With our Independence Day coming up, we think that this is a good time to put some misconceptions about Malaysia down for good.
We’ve tried to put together a list of very common assumptions many Malaysians make…which are wrong.
So in commemoration of Malaysia’s 60th round of independence, let’s bust some myths and get down to the real facts.
1. Our independence was not first announced at Dataran Merdeka.
It’s certainly a beautiful story. Tunku Abdul Rahman gets to finally announce our independence after hundreds of years under the thumb of the penjajah.
He steps up onto the podium, and cries out “Merdeka!” three times at the patch of land that is now called Dataran Merdeka, to commemorate that historic moment.
The truth is, this Tunku Abdul Rahman story actually happened at Bandar Hilir, Melaka.
He also cried out ‘Merdeka!’ seven times, not three.
The actual Dataran Merdeka was named for being the location where the British flag was lowered on the 30th of August, and the Malaysian flag was raised for the first time.
2. Malaysia’s birthday is not on Merdeka.
On the 31st of August, you often see posts on Facebook wishing Malaysia a happy birthday. Too bad Malaysia’s “birthday” isn’t really on Merdeka.
Instead, Malaysia’s actual birthday should be celebrated on September 16th, which is appropriately named Hari Malaysia (Malaysia Day). It’s slated to commemorate the day that the Malaysian Federation was established in 1963.
3. Malaysia isn’t 60 years old, either.
Eagle-eyed readers are sure to note that since Malaysia was only formed on the 16th of September 1963, this year isn’t Malaysia’s 60th birthday either. Instead, it’s the 60th year that Malaysia celebrates our independence from the British.
So our little fledgeling nation is actually 54-years-old this year.
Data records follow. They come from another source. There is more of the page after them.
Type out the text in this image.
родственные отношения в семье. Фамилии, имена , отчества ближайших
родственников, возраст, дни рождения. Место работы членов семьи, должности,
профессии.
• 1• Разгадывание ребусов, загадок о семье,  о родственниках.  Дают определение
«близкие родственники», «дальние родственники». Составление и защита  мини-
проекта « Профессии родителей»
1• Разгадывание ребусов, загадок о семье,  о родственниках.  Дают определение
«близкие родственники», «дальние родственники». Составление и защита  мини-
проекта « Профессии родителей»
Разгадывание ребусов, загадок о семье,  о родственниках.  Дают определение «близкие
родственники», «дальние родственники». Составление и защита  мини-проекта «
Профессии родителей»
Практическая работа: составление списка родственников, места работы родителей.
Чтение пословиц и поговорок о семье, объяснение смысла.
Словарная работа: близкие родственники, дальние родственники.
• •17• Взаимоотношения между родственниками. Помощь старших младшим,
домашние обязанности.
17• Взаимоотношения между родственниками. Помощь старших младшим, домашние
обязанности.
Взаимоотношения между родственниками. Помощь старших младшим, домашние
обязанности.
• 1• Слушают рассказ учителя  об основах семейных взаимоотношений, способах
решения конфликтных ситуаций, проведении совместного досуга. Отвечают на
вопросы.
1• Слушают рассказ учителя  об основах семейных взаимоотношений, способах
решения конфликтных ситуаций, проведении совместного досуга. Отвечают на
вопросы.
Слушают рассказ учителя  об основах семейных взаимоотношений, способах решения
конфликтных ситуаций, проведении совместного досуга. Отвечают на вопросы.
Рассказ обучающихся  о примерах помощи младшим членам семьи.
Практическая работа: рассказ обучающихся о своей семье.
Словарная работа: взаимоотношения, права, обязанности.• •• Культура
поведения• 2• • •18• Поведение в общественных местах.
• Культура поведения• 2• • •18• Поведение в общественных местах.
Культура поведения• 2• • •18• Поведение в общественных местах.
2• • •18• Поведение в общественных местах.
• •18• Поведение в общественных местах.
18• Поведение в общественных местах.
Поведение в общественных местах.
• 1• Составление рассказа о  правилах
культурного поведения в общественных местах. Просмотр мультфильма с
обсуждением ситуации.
Even then, some Malaysians would argue that we shouldn’t even celebrate Malaysia’s independence on the 31st of August, because Malaysia was never colonised as single entity in the first place.
4. Malaysia’s national fruit is not actually the durian.
As it turns out, the durian is actually Singapore‘s national fruit (we know, shocking).
However, we’ve been having a pretty difficult time determining Malaysia’s actual national fruit. Some sources on the internet say that it’s the papaya, while others say that it’s the rambutan.
It’s driven us crazy. If anyone has any definitive knowledge (with source citations!) please let us know.
5. The ‘National Service’ didn’t start in 2003.
The idea of Malaysia’s national service started a long time ago. 1952 to be exact, in the National Service Act.
The Act—similar to America’s—indicates the possibility of Malaysians being drafted into war, should war come to our tropical nation.
But in 2002 with the launch of the PLKN draft for 18-year-olds, the definition of National Service has changed for us to this day.
6. Malaysia was not originally called Malaya or Tanah Melayu.
Before the term “Malaya” was even coined, one of Malaysia’s oldest names is Aurea Chersonesus, which translates into the “Golden Peninsula”.
The region was named by Greco (Greek) and Roman geographers to refer to classic antiques, particularly by geographer Ptolemy in his book Geographica in 150 A.D.
7. KL is not just a packed concrete jungle.
While this is somewhat true, what some Malaysians may not know is that there’s a small rainforest in the heart of the KL city.
This tiny rainforest covers only 27 acres of land, dubbed Bukit Nanas. It’s one of the smallest patches of rainforest in the world. Despite this, Bukit Nanas also holds the honour of being Malaysia’s oldest national reserve.
8. The oldest state in Malaysia is not Melaka.
It seems like everyone starts learning Malaysian history by learning about Parameswara, who discovered Melaka after running away from an angry empire. It turns out that Malaysia’s sultanate extends earlier than that.
To be fair in this case, even historians held the misconception too.
In 2011, archaeologists from the Universiti of Science Malaysia discovered artifacts and an iron smelting site that predate Melaka’s—dating aback to 110 A.D.
And just as an extra twist, it turns out that Parameswara originated from the Kedah kingdom as well.
9. The biggest contributor to the economy in Malaysia is not oil.
Even though Petronas has once been recorded to have Asia’s third largest profit, oil and gas is not the biggest contributor to our economy.
It’s actually manufacturing.
This is why you often hear about relatives, parents or friends with a history of working in factories to earn their keep.
Intel already produces Pentium chips in Malaysia, and we’re also the 10th largest manufacturer of furniture in the world.
This goes to show that even if you’ve spent your entire life in Malaysia, or even spent years living in Malaysia, there’s still a lot to discover about our nation.
We still have a long way to go, but when else should we instill this mindest to not only learn, but build a better Malaysia than our 60th celebration of Merdeka?
Even if this isn’t Malaysia’s actual birthday, it’s still a great chance to cherish our nation.